Miroitements sans vertige

Critique  | Miroirs No. 3 de Christian Petzold, 2025 | Quinzaine des Cinéastes

Laura (Paula Beer) part en vacances avec son petit ami. Au dernier moment, elle  change d’avis et lui demande de la ramener à la gare. Miroirs No.3 de Christian Petzold est la cinquième collaboration avec celle qui se confirme comme son actrice fétiche, à la manière d’Anna Karina chez Jean Luc Godard. Un spectateur attentif pourrait d’ailleurs deviner dans le début de Miroirs No.3 une variation et une continuité directe de la fin du Mépris (1968) de JLG.  Les mêmes motifs sont là : une dispute de couple, un mépris féminin, une décapotable rouge, un accident mortel ; il ne manque que la musique de Delerue et l’Italie. Sauf que cette fois-là, ça ne se passera pas comme ça. Laura survit miraculeusement à l’accident, à peine une égratignure dans le dos, la tragédie annoncée est évitée. Elle est recueillie par Betty, une témoin de l’accident. Peu à peu Laura et la famille de Betty vont s’acclimater pour surmonter le deuil.

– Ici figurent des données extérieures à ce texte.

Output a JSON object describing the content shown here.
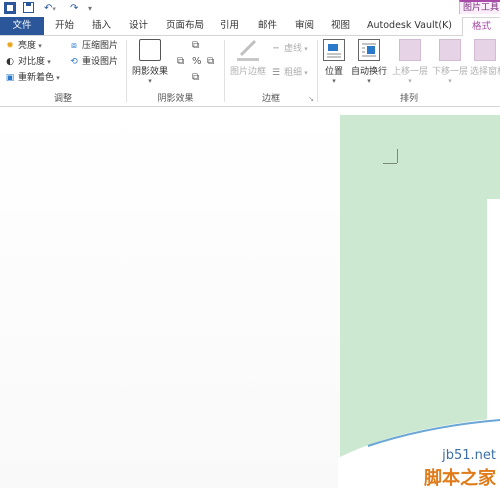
{
  "quick_access": {
    "undo_label": "↶",
    "redo_label": "↷",
    "more_label": "▾"
  },
  "context_tab_group": "图片工具",
  "tabs": {
    "file": "文件",
    "items": [
      "开始",
      "插入",
      "设计",
      "页面布局",
      "引用",
      "邮件",
      "审阅",
      "视图",
      "Autodesk Vault(K)"
    ],
    "format": "格式"
  },
  "adjust_group": {
    "brightness": "亮度",
    "contrast": "对比度",
    "recolor": "重新着色",
    "compress": "压缩图片",
    "reset": "重设图片",
    "label": "调整"
  },
  "shadow_group": {
    "button": "阴影效果",
    "label": "阴影效果"
  },
  "border_group": {
    "picture_border": "图片边框",
    "dashes": "虚线",
    "weight": "粗细",
    "label": "边框"
  },
  "arrange_group": {
    "position": "位置",
    "wrap_text": "自动换行",
    "bring_forward": "上移一层",
    "send_backward": "下移一层",
    "selection_pane": "选择窗格",
    "label": "排列"
  },
  "watermark": {
    "url": "jb51.net",
    "text": "脚本之家"
  },
  "colors": {
    "file_tab": "#2b579a",
    "format_tab": "#a84aa8",
    "page": "#cde8d1",
    "watermark_text": "#e07b1a",
    "watermark_url": "#3c6fa8"
  }
}
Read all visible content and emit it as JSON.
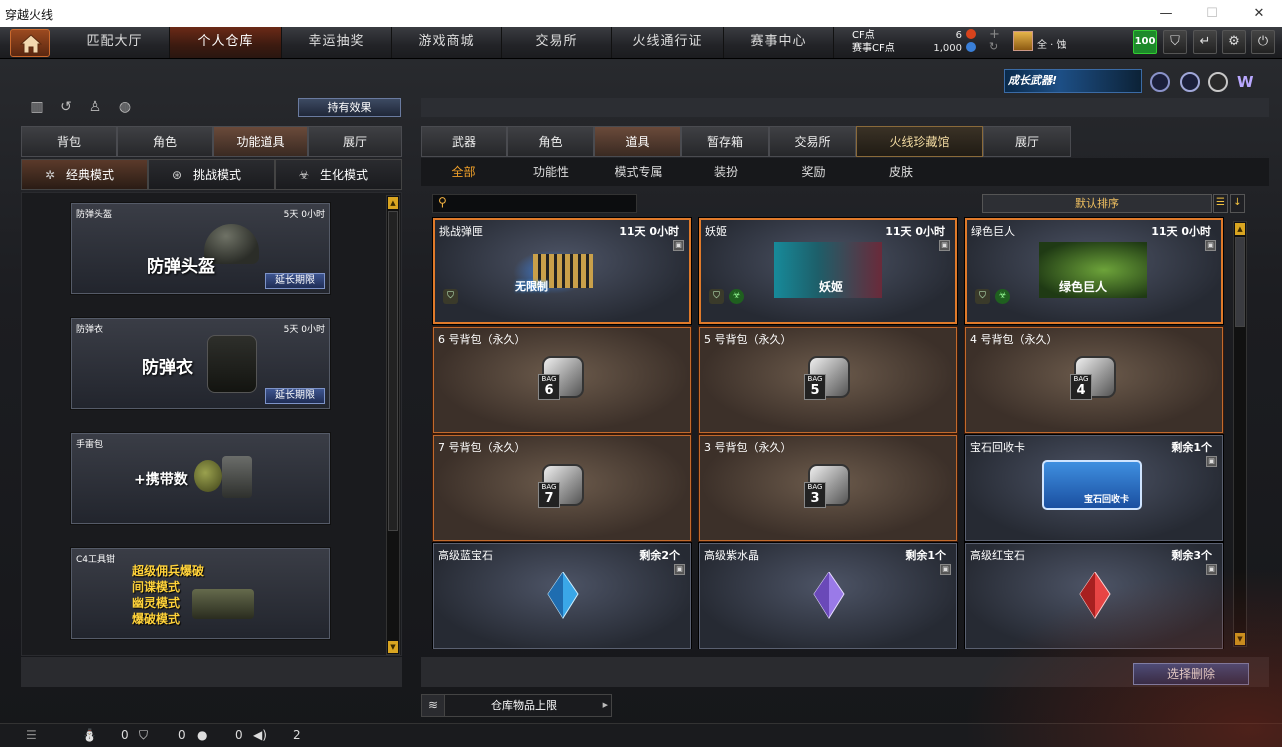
{
  "window": {
    "title": "穿越火线"
  },
  "nav": {
    "tabs": [
      "匹配大厅",
      "个人仓库",
      "幸运抽奖",
      "游戏商城",
      "交易所",
      "火线通行证",
      "赛事中心"
    ],
    "active": "个人仓库",
    "cf_label": "CF点",
    "cf_value": "6",
    "match_cf_label": "赛事CF点",
    "match_cf_value": "1,000",
    "user_name": "全 · 蚀",
    "level_badge": "100"
  },
  "promo": {
    "text": "成长武器!"
  },
  "left": {
    "hold_effect_label": "持有效果",
    "tabs": [
      "背包",
      "角色",
      "功能道具",
      "展厅"
    ],
    "active_tab": "功能道具",
    "modes": [
      "经典模式",
      "挑战模式",
      "生化模式"
    ],
    "active_mode": "经典模式",
    "items": [
      {
        "name": "防弹头盔",
        "time": "5天 0小时",
        "big": "防弹头盔",
        "extend": "延长期限"
      },
      {
        "name": "防弹衣",
        "time": "5天 0小时",
        "big": "防弹衣",
        "extend": "延长期限"
      },
      {
        "name": "手雷包",
        "time": "",
        "big": "+携带数",
        "extend": ""
      },
      {
        "name": "C4工具钳",
        "time": "",
        "lines": [
          "超级佣兵爆破",
          "间谍模式",
          "幽灵模式",
          "爆破模式"
        ],
        "extend": ""
      }
    ]
  },
  "right": {
    "tabs": [
      "武器",
      "角色",
      "道具",
      "暂存箱",
      "交易所",
      "火线珍藏馆",
      "展厅"
    ],
    "active_tab": "道具",
    "subtabs": [
      "全部",
      "功能性",
      "模式专属",
      "装扮",
      "奖励",
      "皮肤"
    ],
    "active_subtab": "全部",
    "search_placeholder": "",
    "sort_label": "默认排序",
    "items": [
      {
        "name": "挑战弹匣",
        "time": "11天 0小时",
        "art_text": "无限制",
        "kind": "blue"
      },
      {
        "name": "妖姬",
        "time": "11天 0小时",
        "art_text": "妖姬",
        "kind": "blue"
      },
      {
        "name": "绿色巨人",
        "time": "11天 0小时",
        "art_text": "绿色巨人",
        "kind": "blue"
      },
      {
        "name": "6 号背包（永久）",
        "time": "",
        "bag": "6",
        "kind": "bag"
      },
      {
        "name": "5 号背包（永久）",
        "time": "",
        "bag": "5",
        "kind": "bag"
      },
      {
        "name": "4 号背包（永久）",
        "time": "",
        "bag": "4",
        "kind": "bag"
      },
      {
        "name": "7 号背包（永久）",
        "time": "",
        "bag": "7",
        "kind": "bag"
      },
      {
        "name": "3 号背包（永久）",
        "time": "",
        "bag": "3",
        "kind": "bag"
      },
      {
        "name": "宝石回收卡",
        "time": "剩余1个",
        "art_text": "宝石回收卡",
        "kind": "blue"
      },
      {
        "name": "高级蓝宝石",
        "time": "剩余2个",
        "gem": "#3aa7e8",
        "kind": "blue"
      },
      {
        "name": "高级紫水晶",
        "time": "剩余1个",
        "gem": "#9a7ae8",
        "kind": "blue"
      },
      {
        "name": "高级红宝石",
        "time": "剩余3个",
        "gem": "#e84545",
        "kind": "blue"
      }
    ],
    "delete_label": "选择删除",
    "capacity_label": "仓库物品上限",
    "bag_label": "BAG"
  },
  "statusbar": {
    "a": "0",
    "b": "0",
    "c": "0",
    "d": "2"
  }
}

Comme toujours dans le cinéma de Christian Petzold, le mythe s’empare d’un banal quotidien. Cela n’est pas frontal comme dans Ondine (qui travaillait de manière contemporain le mythe éponyme), mais la séquence d’ouverture de Miroirs No.3 emprunte ainsi à la symbolique de la mythologique grecque : le fleuve de l’ouverture est un Styx, avec un charron tout de noir vétu juché sur un paddle, qui passe devant Laura. Si la tragédie n’est pas dans l’accident de voiture d’ouverture, il se niche discrètement dans les relations de la famille de Betty et Laura. Dans un Vertigo (1958) sans tension, qui ne veut pas dire son nom, Laura s’adapte à la famille, porte des vêtements que lui prête Betty, et s’amuse à jouer un piano qui n’a pas été accordé depuis longtemps. Tout est tranquille en apparence, il existe un réseau de symboles qui rappelle lourdement au spectateur que quelque chose cloche : un lave vaisselle qui explose, un vélo défaillant, etc… La séquence la plus troublante est celle entre Laura et le fils de Betty au garage, dans laquelle ce dernier écoute en travaillant The Night de Frankie Valli et The Four Seasons. Elle lui demande ce que c’est, il ne sait pas car « c’est une playlist », et elle lui demande de relancer la chanson. La scène se rejoue pour les protagonistes, les regards se toisent en silence dans un sourire flottant.

Quand est finalement révélée la tragédie familiale (la fille de Betty s’est suicidée, et cette dernière projette une fille de substitution sur Laura), elle arrive tardivement, et fait l’effet d’un soufflé qui se dégonfle d’un seul coup. On se demande où est le drame là- dedans, et un ennui poli déjà bien installé devient pénible. Miroirs No.3 est un petit film écrasé par ses références : il n’a pas le lyrisme du Mépris et de Vertigo, et le talent de Paula Beer n’y peut rien.